Ações chinesas caem com dados levantando novos temores sobre a economia

segunda-feira, 14 de setembro de 2015 07:45 BRT
 

Por Samuel Shen e Pete Sweeney

XANGAI (Reuters) - As ações chinesas caíram nesta segunda-feira após dados sugerirem que o crescimento econômico do país está abaixo da meta de 2015 de cerca de 7 por cento, aumentando as preocupações com a saúde da economia.

O índice CSI300 das maiores companhias listadas em Xangai e Shenzhen caiu 1,97 por cento, para 3.281 pontos, enquanto o índice de Xangai caiu 2,67 por cento, para 3.114 pontos.

As preocupações econômicas superaram o impacto dos planos anunciados no fim de semana para reformar o setor de empresas estatais e produzir resultados "decisivos" até 2020.

Ressaltando a fragilidade dos mercados financeiros chineses mesmo após um respiro na semana passada, operadores de câmbio suspeitam que o banco central interveio para impulsionar o iuan nos mercados domésticos, que oscilou na sequência de um relatório que mostrou que a saída líquida de capital no primeiro trimestre do ano foi maior do que 100 bilhões de dólares.

"A economia chinesa enfrenta uma pressão relativamente grande, então a confiança do investidor permanece fraca", disse Gu Yongtao, estrategista na Cinda Securities.

Os mercados acionários chineses estão em uma montanha-russa nos últimos meses, caindo quase 40 por cento desde junho e levando a esforços frenéticos das autoridades para restaurar a confiança. Ainda assim, no pico deste ano, ela estavam 150 por cento acima em comparação com as mínimas de 2014.

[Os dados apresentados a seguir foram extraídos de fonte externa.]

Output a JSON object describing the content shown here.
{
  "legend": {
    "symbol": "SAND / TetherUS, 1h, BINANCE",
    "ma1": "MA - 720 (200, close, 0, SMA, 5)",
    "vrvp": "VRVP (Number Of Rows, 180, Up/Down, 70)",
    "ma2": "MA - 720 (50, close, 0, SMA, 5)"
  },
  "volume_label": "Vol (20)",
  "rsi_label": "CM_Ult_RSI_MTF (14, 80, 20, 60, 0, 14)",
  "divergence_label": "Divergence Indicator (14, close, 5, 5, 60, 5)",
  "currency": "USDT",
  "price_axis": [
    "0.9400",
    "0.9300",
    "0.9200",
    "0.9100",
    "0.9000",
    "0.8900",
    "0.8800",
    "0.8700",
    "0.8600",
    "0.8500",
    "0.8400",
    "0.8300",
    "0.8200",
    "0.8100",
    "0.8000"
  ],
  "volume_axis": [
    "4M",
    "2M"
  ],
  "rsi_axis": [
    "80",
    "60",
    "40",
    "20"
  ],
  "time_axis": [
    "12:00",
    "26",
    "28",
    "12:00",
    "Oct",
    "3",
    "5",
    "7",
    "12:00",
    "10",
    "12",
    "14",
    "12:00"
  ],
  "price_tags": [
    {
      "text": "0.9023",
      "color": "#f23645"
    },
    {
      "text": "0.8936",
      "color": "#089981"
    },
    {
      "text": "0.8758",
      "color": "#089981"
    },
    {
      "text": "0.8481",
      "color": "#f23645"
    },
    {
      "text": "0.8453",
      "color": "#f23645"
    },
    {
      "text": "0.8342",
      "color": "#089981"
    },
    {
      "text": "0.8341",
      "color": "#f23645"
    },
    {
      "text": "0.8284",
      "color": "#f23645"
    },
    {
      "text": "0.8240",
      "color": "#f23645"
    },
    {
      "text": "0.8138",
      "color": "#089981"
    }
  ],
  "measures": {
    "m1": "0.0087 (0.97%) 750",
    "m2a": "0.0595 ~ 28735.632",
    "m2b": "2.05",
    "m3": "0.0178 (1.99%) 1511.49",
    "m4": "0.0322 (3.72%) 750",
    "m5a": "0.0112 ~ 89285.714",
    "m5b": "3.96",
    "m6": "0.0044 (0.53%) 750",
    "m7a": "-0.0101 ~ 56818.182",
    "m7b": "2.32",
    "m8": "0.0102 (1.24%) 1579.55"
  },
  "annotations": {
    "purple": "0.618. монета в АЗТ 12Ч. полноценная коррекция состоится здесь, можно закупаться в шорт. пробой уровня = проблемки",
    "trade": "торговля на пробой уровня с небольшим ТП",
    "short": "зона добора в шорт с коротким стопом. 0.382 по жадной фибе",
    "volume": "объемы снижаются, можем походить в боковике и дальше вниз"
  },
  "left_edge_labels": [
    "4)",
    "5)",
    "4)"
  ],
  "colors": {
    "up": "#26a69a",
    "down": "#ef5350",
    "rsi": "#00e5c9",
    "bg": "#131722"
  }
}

Uma desvalorização inesperada do iuan em agosto agitou ainda mais os mercados, reforçando as preocupações de que a economia estava mais fraca do que anteriormente imaginado e forçando a China a queimar suas reservas estrangeiras para manter o câmbio estável.

Um turbilhão de dados econômicos na última semana alimentaram essas preocupações e levaram o primeiro-ministro, Li Keqiang, a tentar tranquilizar os mercados de que a China está no caminho de cumprir suas principais metas de crescimento econômico. O governo disse que espera que o Produto Interno Bruto cresça cerca de 7 por cento neste ano.

Dados dos preços apontaram para uma crescente pressão deflacionária e uma produção industrial menor do que o esperado, além de números dos investimentos do fim de semana levantaram mais dúvidas.